Dans son discours au parlement, M. El Othmani a plaidé la «hausse du plafond des attentes des citoyens», mais, en définitive, les Marocains ne sont-ils pas en droit d’avoir des aspirations à la hauteur des potentialités (énormes) de leur pays? Alors qu’il avait fait campagne, en novembre 2011, contre la corruption, ou ce que l’on appelle dans la phraséologie religieuse musulmane le «fassad», le PJD est, au fur et à mesure, devenu le meilleur agent des rentiers qui vampirisent les richesses nationales et grèvent le développement du Maroc à leur propre profit.

Phraséologie religieuse
Si le parti islamiste avait, certes, commencé, au cours de ses premiers mois au gouvernement, par publier la liste des différents détenteurs d’agréments de carrière de sable ou encore de transport, on l’a vu créer de nouvelles niches autrement pernicieuses, telle la bulle des hydrocarbures, suivie de la décision de libéraliser ces dernières en décembre 2015 et qui a permis à une poignée d’opérateurs d’empocher, dans un total irrespect des règles de concurrence, des centaines de millions de dirhams.

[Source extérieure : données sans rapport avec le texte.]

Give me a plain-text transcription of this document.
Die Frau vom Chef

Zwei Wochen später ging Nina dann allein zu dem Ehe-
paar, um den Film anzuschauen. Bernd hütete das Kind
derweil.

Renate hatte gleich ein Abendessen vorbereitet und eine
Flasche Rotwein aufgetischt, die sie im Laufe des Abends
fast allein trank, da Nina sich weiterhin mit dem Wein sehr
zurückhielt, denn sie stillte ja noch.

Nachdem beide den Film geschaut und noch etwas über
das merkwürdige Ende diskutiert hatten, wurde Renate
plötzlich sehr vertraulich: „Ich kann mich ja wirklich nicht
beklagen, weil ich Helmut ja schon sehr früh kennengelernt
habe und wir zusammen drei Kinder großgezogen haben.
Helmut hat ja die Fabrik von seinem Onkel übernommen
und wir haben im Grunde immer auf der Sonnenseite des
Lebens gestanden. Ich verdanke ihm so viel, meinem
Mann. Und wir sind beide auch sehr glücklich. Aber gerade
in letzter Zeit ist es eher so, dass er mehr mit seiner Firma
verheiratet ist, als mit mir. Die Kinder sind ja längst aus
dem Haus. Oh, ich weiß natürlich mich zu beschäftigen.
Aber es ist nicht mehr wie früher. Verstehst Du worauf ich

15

Cette rapacité sans bornes, favorisée aussi bien par le gouvernement de M. Benkirane que celui de M. El Othmani, fut d’ailleurs la cause directe du truculent épisode du boycott de plusieurs produits de grande consommation par les Marocains au printemps 2018.

Pression populaire
Au passage, le ministre délégué chargé des Affaires générales et de la Gouvernance, Lahcen Daoudi, qui normalement devait prendre position favorablement aux citoyens puisque c’est ceux-ci qui lui ont permis d’accéder à son rang, s’illustrera de façon saugrenue en ralliant les ouvriers de Centrale Danone, une des cibles principales de la campagne, pendant qu’ils protestaient devant le parlement -il démissionnera dès le lendemain sous la pression populaire puis, se faisant discret, il finira par rester en poste.

Combien de temps les Marocains pourront- ils encore, à ce rythme, supporter la situation? On l’a vu, le Maroc n’a pas été exempt, au cours des dernières années, de mouvements de protestation, qu’il s’agisse de celui d’Al-Hoceima ou encore de Jerada, et les révolutions en cours en Algérie et au Soudan peuvent laisser présager le retour d’un nouveau Printemps dans la région arabe. Difficile de croire, en l’état, que le PJD de M. El Othmani soit en mesure de permettre au Royaume de passer le cap, comme neuf ans avant...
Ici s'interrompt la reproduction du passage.